No quiso ver mucho, solo fue un ligero vistazo que lo perturbo. Había una chica con minifalda al fondo, a gatas con la ropa interior abajo, levantando sus blancos y grandes glúteos a lo alto mientras que con una mano se estaba introduciendo un objeto por el ano, retorciéndose y temblando con sus movimientos.

«Pero que enferma»

Pensó Víctor entre sí, sin lograr comprender como habría alguien capaz de hacer semejante barbaridad en una zona pública. Bien que él estaba mal de la cabeza, pero aún se sentía lo suficientemente cuerdo como para no hacer algo así. Ahora quería huir de la biblioteca o interrumpir para conocer la reacción de esta jovencita indecente.

Bueno, era una extraña. No le afectaría hacer una interrupción para haber si así esta chica dejaba de hacer esas obscenidades en público, por Dios ¡Al menos debería ser solo en casa!

Con aquel sentimiento doble moralista termino dando un gran suspiro, mientras finalmente ingresando a aquel pasillo y disimuladamente buscaba un libro. Provocando que aquella joven, muy quitada de la pena se pusiera de pie acabando por introducir aquel objeto y dejándolo dentro, subiendo las bragas y acomodando su falda, para luego disimular de igual manera que buscaba un libro.

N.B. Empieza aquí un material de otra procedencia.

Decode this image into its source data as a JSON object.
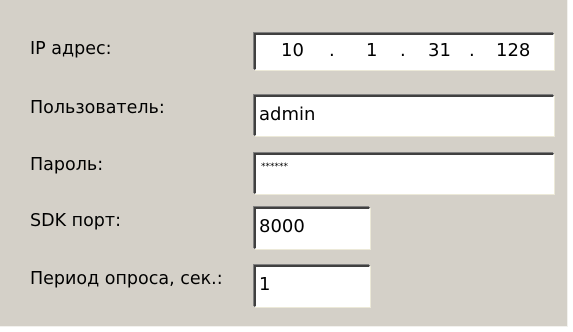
{
  "form": {
    "ip_label": "IP адрес:",
    "ip_octets": [
      "10",
      "1",
      "31",
      "128"
    ],
    "ip_dot": ".",
    "user_label": "Пользователь:",
    "user_value": "admin",
    "password_label": "Пароль:",
    "password_value": "******",
    "sdk_port_label": "SDK порт:",
    "sdk_port_value": "8000",
    "poll_label": "Период опроса, сек.:",
    "poll_value": "1"
  },
  "colors": {
    "panel_background": "#d4d0c8",
    "field_background": "#ffffff",
    "field_border_dark": "#404040"
  }
}
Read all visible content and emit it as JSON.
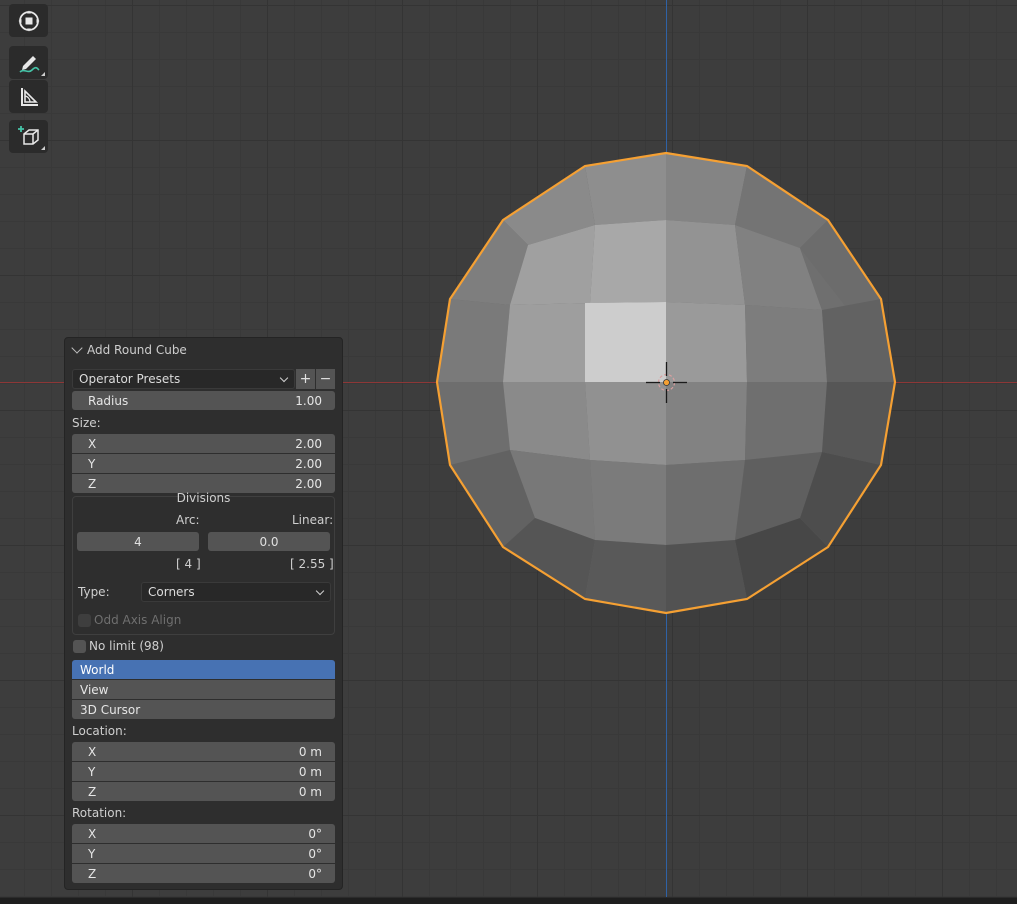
{
  "panel": {
    "title": "Add Round Cube",
    "operator_presets": "Operator Presets",
    "add_preset": "+",
    "remove_preset": "−",
    "radius": {
      "label": "Radius",
      "value": "1.00"
    },
    "size": {
      "label": "Size:",
      "x": {
        "label": "X",
        "value": "2.00"
      },
      "y": {
        "label": "Y",
        "value": "2.00"
      },
      "z": {
        "label": "Z",
        "value": "2.00"
      }
    },
    "divisions": {
      "title": "Divisions",
      "arc_label": "Arc:",
      "linear_label": "Linear:",
      "arc_value": "4",
      "linear_value": "0.0",
      "arc_info": "[ 4 ]",
      "linear_info": "[ 2.55 ]",
      "type_label": "Type:",
      "type_value": "Corners",
      "odd_axis_align": "Odd Axis Align"
    },
    "no_limit": "No limit (98)",
    "align": {
      "options": [
        "World",
        "View",
        "3D Cursor"
      ],
      "selected": "World"
    },
    "location": {
      "label": "Location:",
      "x": {
        "label": "X",
        "value": "0 m"
      },
      "y": {
        "label": "Y",
        "value": "0 m"
      },
      "z": {
        "label": "Z",
        "value": "0 m"
      }
    },
    "rotation": {
      "label": "Rotation:",
      "x": {
        "label": "X",
        "value": "0°"
      },
      "y": {
        "label": "Y",
        "value": "0°"
      },
      "z": {
        "label": "Z",
        "value": "0°"
      }
    }
  },
  "toolbar": {
    "tools": [
      "transform-icon",
      "annotate-icon",
      "measure-icon",
      "add-cube-icon"
    ]
  },
  "colors": {
    "selection_outline": "#f5a033",
    "active_option": "#4772b3",
    "x_axis": "#8d3737",
    "y_axis": "#2f62a6"
  }
}
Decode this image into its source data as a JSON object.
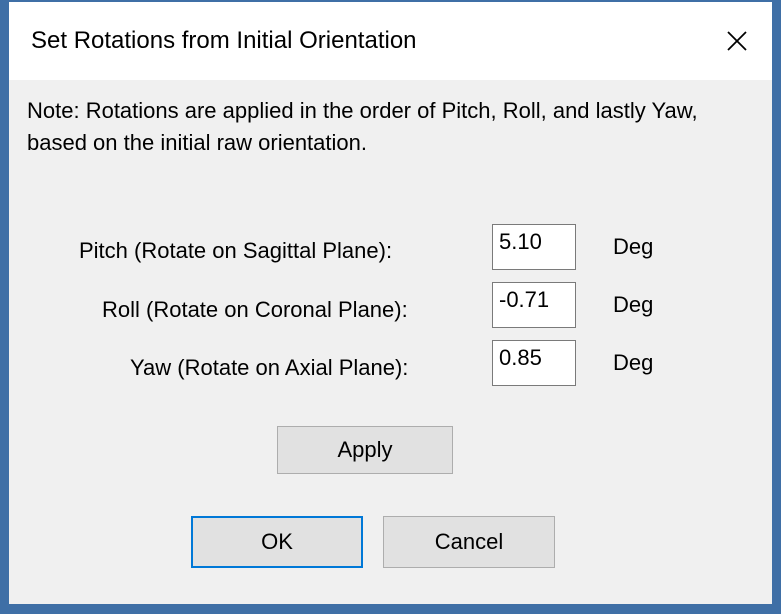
{
  "dialog": {
    "title": "Set Rotations from Initial Orientation",
    "note": "Note: Rotations are applied in the order of Pitch, Roll, and lastly Yaw, based on the initial raw orientation."
  },
  "rotations": [
    {
      "label": "Pitch (Rotate on Sagittal Plane):",
      "value": "5.10",
      "unit": "Deg"
    },
    {
      "label": "Roll (Rotate on Coronal Plane):",
      "value": "-0.71",
      "unit": "Deg"
    },
    {
      "label": "Yaw (Rotate on Axial Plane):",
      "value": "0.85",
      "unit": "Deg"
    }
  ],
  "buttons": {
    "apply": "Apply",
    "ok": "OK",
    "cancel": "Cancel"
  },
  "colors": {
    "window_border": "#3f6fa6",
    "default_button_border": "#0078d7"
  },
  "icons": {
    "close": "close-icon"
  }
}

Esta chica estaba jodidamente mal y lo dejaba en shock, tanto que no podía disimularlo. Con la boca abierta, Víctor trato de encontrar palabras para expresar su ofensa, mientras en cambio la azabache solo le sonrió de manera picara. Hasta acercarse aún más a él y susurrarle unas palabras de cerca.

—No te entiendo, mi japonés es muy malo. — Dijo Víctor tratando de librarse de la misma situación incómoda que él se había generado.

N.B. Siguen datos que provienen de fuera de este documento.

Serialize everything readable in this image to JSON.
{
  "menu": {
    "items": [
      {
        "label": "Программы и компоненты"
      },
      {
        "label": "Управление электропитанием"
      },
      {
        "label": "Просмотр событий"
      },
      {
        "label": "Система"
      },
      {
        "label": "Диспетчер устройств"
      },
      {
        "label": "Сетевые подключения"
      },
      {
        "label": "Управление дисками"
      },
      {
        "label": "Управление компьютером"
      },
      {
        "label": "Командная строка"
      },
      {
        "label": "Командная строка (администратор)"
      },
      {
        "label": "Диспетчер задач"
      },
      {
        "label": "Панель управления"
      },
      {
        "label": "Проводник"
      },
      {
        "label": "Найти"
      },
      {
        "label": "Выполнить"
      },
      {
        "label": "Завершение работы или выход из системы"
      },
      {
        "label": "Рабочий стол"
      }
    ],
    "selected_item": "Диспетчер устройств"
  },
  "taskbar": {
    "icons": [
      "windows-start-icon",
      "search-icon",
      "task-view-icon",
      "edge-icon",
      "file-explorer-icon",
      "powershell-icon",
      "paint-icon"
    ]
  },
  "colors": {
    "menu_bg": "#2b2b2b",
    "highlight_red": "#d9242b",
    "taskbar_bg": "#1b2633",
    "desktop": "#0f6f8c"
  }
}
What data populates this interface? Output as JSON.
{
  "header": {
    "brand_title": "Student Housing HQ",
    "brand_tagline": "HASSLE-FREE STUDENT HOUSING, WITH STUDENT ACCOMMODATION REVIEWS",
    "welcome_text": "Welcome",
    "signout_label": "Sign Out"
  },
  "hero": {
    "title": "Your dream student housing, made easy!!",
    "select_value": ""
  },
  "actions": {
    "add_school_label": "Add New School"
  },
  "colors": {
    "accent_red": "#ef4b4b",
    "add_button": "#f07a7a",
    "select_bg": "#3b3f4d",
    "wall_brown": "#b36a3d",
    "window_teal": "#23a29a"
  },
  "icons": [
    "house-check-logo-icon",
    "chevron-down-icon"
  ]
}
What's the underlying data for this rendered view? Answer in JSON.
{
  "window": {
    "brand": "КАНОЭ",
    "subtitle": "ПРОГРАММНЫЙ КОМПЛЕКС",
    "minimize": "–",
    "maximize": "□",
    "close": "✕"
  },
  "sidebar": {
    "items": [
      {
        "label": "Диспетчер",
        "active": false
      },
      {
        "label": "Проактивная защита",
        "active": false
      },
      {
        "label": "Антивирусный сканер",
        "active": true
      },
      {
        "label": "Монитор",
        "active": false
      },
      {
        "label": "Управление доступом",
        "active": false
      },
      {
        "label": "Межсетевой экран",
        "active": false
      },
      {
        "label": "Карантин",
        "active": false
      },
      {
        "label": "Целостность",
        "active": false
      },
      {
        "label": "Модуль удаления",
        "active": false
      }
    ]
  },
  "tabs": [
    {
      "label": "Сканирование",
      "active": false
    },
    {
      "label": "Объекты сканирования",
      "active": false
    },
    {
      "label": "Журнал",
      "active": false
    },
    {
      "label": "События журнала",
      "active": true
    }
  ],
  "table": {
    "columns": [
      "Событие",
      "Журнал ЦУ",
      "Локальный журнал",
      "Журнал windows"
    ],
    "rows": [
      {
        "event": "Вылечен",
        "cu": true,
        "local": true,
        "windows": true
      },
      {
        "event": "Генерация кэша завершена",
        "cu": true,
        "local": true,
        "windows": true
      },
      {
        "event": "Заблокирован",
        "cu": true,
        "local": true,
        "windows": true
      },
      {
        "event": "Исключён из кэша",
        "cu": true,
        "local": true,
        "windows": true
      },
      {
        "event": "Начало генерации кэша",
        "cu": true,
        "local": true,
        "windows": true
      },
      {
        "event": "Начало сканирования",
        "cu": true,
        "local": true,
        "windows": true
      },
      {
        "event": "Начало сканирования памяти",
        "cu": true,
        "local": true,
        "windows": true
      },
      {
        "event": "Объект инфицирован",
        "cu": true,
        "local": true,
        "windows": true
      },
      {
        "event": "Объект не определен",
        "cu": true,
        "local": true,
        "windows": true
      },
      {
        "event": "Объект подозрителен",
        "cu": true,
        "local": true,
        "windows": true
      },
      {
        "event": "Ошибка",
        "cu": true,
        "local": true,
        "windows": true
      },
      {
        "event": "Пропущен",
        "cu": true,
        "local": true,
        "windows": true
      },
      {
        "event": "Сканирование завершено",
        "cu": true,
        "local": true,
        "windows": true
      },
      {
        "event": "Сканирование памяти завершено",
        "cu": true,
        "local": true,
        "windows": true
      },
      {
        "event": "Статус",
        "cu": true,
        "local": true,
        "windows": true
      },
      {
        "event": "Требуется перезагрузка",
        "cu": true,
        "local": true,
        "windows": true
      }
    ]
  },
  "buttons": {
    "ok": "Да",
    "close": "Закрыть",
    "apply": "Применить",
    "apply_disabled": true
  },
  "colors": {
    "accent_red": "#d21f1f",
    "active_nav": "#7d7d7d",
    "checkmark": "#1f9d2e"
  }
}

—Dije que pareces tener buena verga. — Escucho una voz más fuerte con tonada masculina proviniendo de la azabache que lo acabo de dejar en shock.

— ¿Eres hombre? — Preguntó mientras se asustaba de la respuesta. Por tal, la muchacha de lindos ojos cafés termino levantándose la falda de enfrente y mostrándole el pene sobresaliente de las bragas mal puestas.

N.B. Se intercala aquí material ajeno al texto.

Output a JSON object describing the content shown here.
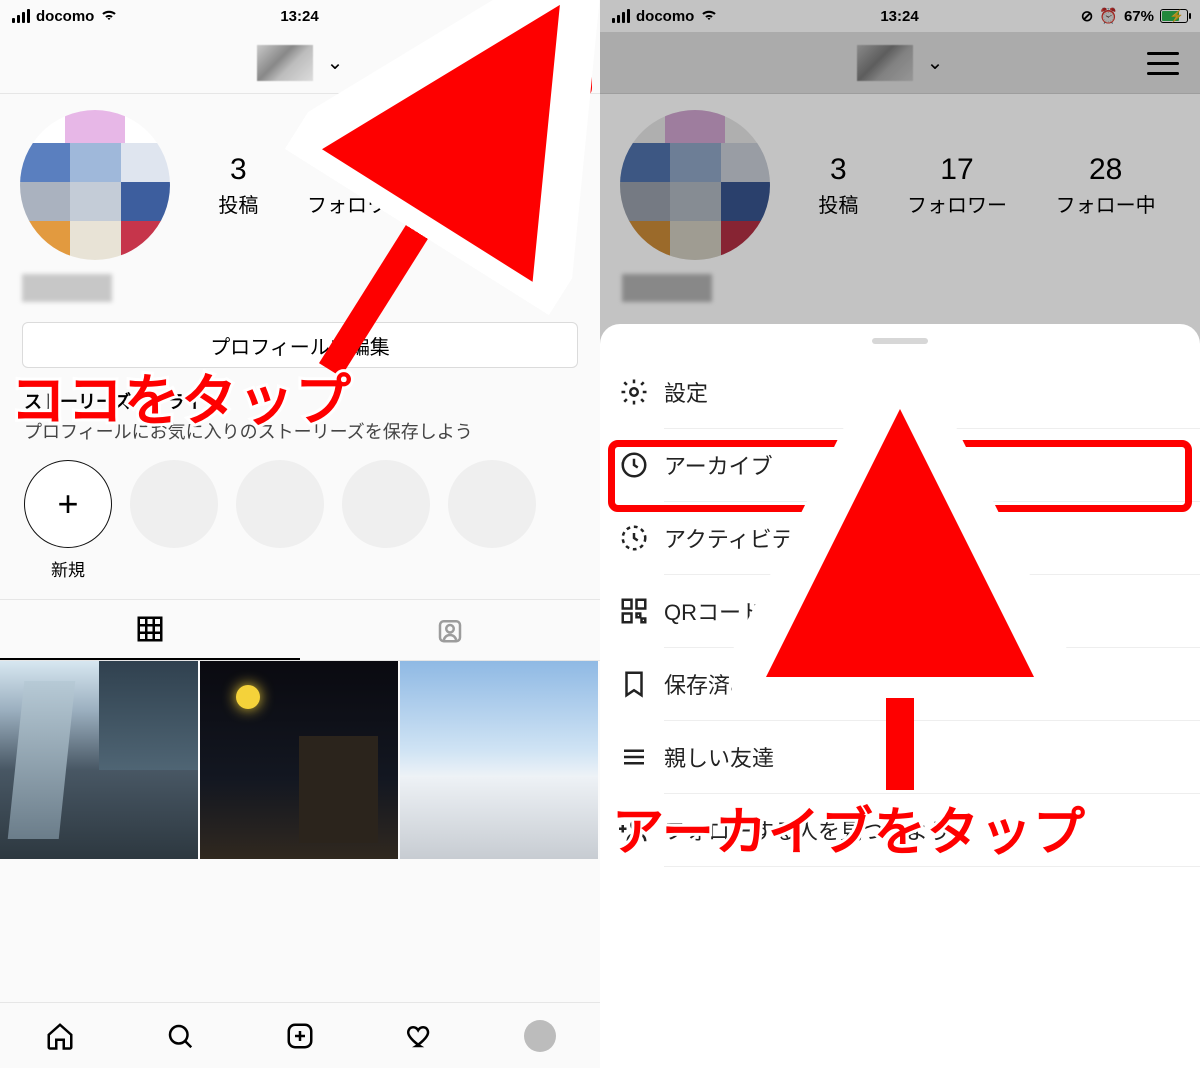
{
  "status": {
    "carrier": "docomo",
    "time": "13:24",
    "battery_pct": "67%"
  },
  "profile": {
    "posts_num": "3",
    "posts_lbl": "投稿",
    "followers_num": "17",
    "followers_lbl": "フォロワー",
    "following_num": "28",
    "following_lbl": "フォロー中",
    "edit_profile_label": "プロフィールを編集",
    "highlights_heading": "ストーリーズハイライト",
    "highlights_sub": "プロフィールにお気に入りのストーリーズを保存しよう",
    "new_label": "新規"
  },
  "menu": {
    "settings": "設定",
    "archive": "アーカイブ",
    "activity": "アクティビティ",
    "qr": "QRコード",
    "saved": "保存済み",
    "close_friends": "親しい友達",
    "discover": "フォローする人を見つけよう"
  },
  "annotations": {
    "tap_here": "ココをタップ",
    "tap_archive": "アーカイブをタップ"
  },
  "colors": {
    "accent": "#fe0000"
  }
}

Sí, no era una muchacha, era un varón japonés de cara bonita y pene pequeño.

—Mi nombre es Yuri. — Dijo sonriente para luego morderse los labios. —Eres un hombre bastante atractivo ¿Me darías tu numero?

Esto era el mayor de los colmos, realmente Víctor quería salir corriendo a la vez que quería soltarse a carcajadas en ese mismo lugar. No sabía exactamente cómo responder, era increíblemente traumante e inesperado. No era que el chico fuera feo, al contrario, era extrañamente atractivo, con facciones finas como las de una mujer, ojos grandes y brillantes, labios finos, pero aun así por primera vez el ruso no tenía el interés de corresponder toqueteos y llevárselo a la cama.

Vaya, había dado en el país acertado. No volvería a ver a los japoneses de la misma manera, y tardaría en eliminar de su memoria la existencia de esta peculiar persona. Después de soltar una leve risa un tanto animada, Víctor saco una pequeña tarjeta de su abrigo para entregarle al azabache.

Víctor Nikiforov - Psicólogo

No tenía algún miedo de dar su número telefónico y dirección de consultorio, simplemente quería burlarse.

—Realmente te recomiendo llamarme. — Respondió con una sonrisa en el rostro, para finalmente darle una palmada en la cabeza, y pese al clima, salir de la biblioteca, dando un último vistazo al chico con ropa femenina que quedaría marcado en su memoria.